18 - Taxes Affecting Real Estate Flashcards
The estimate of value that is determined by the county property appraiser is called ______ which by law must be based on the concept of just value.
Assessed value
Each taxing authority must first do what to forecast the amount of revenue that is needed to fund operations for the coming year?
Establish a budget
Which is the first step in protesting a tax assessment?
Requesting an informal conference with the county property appraiser.
Which properties are immune and, therefore, are not assessed, or subject to, taxation when used to provide government services?
Property owned by local, state, and federal government.

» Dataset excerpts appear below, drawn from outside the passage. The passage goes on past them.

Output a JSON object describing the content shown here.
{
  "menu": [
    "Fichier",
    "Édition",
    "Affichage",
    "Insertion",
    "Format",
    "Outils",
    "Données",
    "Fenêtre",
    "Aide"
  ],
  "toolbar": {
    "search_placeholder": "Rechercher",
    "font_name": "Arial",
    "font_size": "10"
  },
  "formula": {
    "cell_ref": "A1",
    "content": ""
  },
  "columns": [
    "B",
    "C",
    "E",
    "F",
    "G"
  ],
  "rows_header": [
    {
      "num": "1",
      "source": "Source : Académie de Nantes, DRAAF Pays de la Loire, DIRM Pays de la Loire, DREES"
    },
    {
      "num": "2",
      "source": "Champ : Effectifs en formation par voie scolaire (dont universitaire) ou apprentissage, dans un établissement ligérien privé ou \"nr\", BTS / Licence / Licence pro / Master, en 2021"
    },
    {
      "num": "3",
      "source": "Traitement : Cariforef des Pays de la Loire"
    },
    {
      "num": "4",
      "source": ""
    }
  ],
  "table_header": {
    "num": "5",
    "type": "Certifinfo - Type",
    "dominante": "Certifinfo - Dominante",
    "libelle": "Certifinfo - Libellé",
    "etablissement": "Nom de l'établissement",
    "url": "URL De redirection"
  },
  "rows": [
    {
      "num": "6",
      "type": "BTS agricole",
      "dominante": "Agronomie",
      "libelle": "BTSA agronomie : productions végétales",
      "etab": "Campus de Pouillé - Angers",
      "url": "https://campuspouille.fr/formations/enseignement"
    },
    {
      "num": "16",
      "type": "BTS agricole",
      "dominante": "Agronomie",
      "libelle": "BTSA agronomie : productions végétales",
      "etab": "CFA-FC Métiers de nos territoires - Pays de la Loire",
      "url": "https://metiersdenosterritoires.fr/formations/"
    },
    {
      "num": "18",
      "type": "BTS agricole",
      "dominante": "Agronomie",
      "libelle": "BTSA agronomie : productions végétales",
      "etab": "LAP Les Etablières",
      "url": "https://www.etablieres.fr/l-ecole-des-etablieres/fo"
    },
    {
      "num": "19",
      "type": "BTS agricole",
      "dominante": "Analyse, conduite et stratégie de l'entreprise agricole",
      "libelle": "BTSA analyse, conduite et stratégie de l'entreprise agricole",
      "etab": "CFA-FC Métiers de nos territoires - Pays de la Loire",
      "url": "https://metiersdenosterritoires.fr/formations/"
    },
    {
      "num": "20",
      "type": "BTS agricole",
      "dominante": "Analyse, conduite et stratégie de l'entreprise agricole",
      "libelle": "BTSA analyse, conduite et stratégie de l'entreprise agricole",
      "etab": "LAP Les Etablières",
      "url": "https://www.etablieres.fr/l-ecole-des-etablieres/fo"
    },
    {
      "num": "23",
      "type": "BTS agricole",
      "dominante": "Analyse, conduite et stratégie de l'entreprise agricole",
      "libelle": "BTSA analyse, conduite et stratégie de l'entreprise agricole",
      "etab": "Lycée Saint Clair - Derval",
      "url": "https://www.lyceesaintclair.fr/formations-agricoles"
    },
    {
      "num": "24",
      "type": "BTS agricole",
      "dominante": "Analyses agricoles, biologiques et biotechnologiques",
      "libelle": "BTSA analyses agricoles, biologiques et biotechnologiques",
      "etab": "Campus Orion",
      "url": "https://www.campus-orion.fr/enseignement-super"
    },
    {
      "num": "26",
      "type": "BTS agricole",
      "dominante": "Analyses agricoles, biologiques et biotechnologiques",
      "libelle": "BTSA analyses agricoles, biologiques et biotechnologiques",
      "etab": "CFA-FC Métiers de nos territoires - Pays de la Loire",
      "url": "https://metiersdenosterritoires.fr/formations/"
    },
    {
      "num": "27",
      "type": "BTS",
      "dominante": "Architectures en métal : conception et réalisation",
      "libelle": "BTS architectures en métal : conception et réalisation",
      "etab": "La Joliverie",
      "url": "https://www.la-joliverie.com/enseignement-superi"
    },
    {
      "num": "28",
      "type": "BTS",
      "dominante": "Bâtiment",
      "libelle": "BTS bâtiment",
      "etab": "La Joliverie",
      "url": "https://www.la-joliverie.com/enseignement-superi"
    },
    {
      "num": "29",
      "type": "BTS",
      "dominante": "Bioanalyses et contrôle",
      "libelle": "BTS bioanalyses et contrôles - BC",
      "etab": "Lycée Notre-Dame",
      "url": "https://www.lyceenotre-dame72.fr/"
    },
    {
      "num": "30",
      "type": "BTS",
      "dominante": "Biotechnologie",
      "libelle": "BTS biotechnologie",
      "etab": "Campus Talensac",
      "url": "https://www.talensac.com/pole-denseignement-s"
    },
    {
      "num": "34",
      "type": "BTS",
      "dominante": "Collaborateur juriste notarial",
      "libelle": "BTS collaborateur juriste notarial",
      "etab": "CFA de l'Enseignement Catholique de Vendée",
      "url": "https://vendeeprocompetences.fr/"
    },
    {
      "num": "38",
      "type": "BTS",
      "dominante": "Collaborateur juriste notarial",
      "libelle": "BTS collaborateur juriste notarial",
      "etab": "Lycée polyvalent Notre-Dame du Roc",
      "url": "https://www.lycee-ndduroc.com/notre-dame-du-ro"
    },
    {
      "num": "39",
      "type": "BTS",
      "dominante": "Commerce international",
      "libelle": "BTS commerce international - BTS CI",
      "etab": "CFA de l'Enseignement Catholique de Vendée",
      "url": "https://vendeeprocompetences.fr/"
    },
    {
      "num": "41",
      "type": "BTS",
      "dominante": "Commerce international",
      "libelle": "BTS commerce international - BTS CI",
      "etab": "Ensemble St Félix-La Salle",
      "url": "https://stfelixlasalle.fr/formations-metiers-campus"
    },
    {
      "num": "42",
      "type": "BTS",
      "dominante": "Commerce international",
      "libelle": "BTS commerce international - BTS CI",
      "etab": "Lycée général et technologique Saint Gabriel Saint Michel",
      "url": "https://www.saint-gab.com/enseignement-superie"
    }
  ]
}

Qualifying properties are entitled to a homestead tax exemption up to _______ of assessed value.
$50,000
To qualify for the homestead tax exemption, one must own the property and be a resident of the state on or before _______, and must file for the exemption with the county property appraiser but between ________ and ________ of the following year.
January 1, January 1, March 1
The following individuals are eligible for additional exemptions in the amount of $500.
Widows and widowers who have not remarried and blind person
Individuals eligible for additional exemptions in the amount of $5000 are
Veterans of military service with at least a 10% military service-related disability
Any individual, veteran or not, who is totally and permanently disabled is entitled to _____% exemption from payment of property taxes
100
What percentage of the assessed value of homestead property is limited as to the amount of increase the county property appraiser may assign to the lesser according to the consumer price index (CPI)?
3%
_________ are tax levies which are used to pay for specific public improvements that add value to the property.
Special assessments
If the property owner does not pay the property taxes before April 1 of the year following the assessment, the tax becomes ____________.
Delinquent
_________ are deductible as an expense when calculating federal income taxes for all homeowners who file itemized returns.
real estate property tax deduction
For tax years beginning after 1987, taxpayers can deduct _______ paid for acquiring, constructing, or substantially improving a principal or secondary residence up to $1,000,000 of acquisition indebtedness.
Mortgage interest paid
Taxpayers can deduct interest paid on amounts up to $100,000 of home equity indebtedness is in addition to __________.